By Kevin Forestieri, Mountain View Voice, July 28, 2019
“A lawsuit filed against the city of Los Altos alleges that city staff — and later the City Council — illegally blocked a housing project that complied with California’s new by-right housing law.
“The civil suit, filed on June 12 by the California Renters Legal Advocacy and Education Fund (CaRLA), contends that a proposed development in downtown Los Altos qualified for streamlined approval for housing projects under Senate Bill 35, legislation passed in 2017 to boost housing growth across the state. The project proposed building a mixed-use building at 40 Main St. with 15 housing units, but was shot down in April after the City Council concluded it didn’t meet the criteria to skip the normal planning process.
“CaRLA [alleges] city leaders violated SB 35 by failing to cite an ‘objective’ rationale for blocking a project they didn’t like. The suit seeks to void Los Altos’ denial of the project and compel the city to approve the application.
“This is one of the first lawsuits in California challenging denial of a project based on SB 35, the group’s lawyers say, giving it the potential for a precedent-setting judgment.

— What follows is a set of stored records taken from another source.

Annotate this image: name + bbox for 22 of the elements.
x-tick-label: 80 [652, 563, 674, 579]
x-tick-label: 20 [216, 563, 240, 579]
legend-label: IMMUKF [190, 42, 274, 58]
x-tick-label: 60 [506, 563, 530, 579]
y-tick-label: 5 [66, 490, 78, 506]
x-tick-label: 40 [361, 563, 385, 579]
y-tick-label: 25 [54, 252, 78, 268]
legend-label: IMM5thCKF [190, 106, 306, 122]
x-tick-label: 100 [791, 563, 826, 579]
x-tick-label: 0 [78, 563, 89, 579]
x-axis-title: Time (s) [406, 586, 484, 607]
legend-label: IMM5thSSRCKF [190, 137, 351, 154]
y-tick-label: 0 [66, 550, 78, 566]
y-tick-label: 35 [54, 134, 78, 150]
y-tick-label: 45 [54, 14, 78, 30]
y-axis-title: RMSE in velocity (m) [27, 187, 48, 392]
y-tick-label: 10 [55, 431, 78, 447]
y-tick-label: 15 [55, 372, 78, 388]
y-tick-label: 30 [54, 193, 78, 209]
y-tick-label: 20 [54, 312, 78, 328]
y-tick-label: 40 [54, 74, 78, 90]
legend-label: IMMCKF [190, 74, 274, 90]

“The project has a history spanning 12 years, with the owners having been denied by the city multiple times. [A big] change came last November, when the all-office project was scrapped in favor of a mixed-use development with 15 apartments, seeking to capitalize on streamlined approval of housing projects that provide enough affordable units, with two-thirds of the development for residential uses.
“City planning staff in December swiftly rejected the idea that the proposal was subject to SB 35, arguing the application was incomplete; the project did not meet parking standards for the area; fell short of required two-thirds residential uses; and at five stories, was far too tall and dense to meet zoning standards for downtown Los Altos. At an appeal hearing on April 9, the City Council denied streamlined approval of the project.
“CaRLA attorneys believe Los Altos failed, within a 60-day window set forth under SB 35, to cite objective standards that the project proposal violated, and dug up a handful of new standards with which the project allegedly conflicted.
“Sonja Trauss, a plaintiff in the case and co-executive director of CaRLA, said the proposed project in Los Altos should be seen as an example of SB 35 working — getting the owners to convert an all-office project into a primarily residential development in the midst of a regional housing crisis.
“Trauss believes the case could be an opportunity to get a judge to say the 60-day timeline under SB 35 must be enforced. It would also signal to cities that the bevy of new state [housing] laws [will be] harder to ignore.”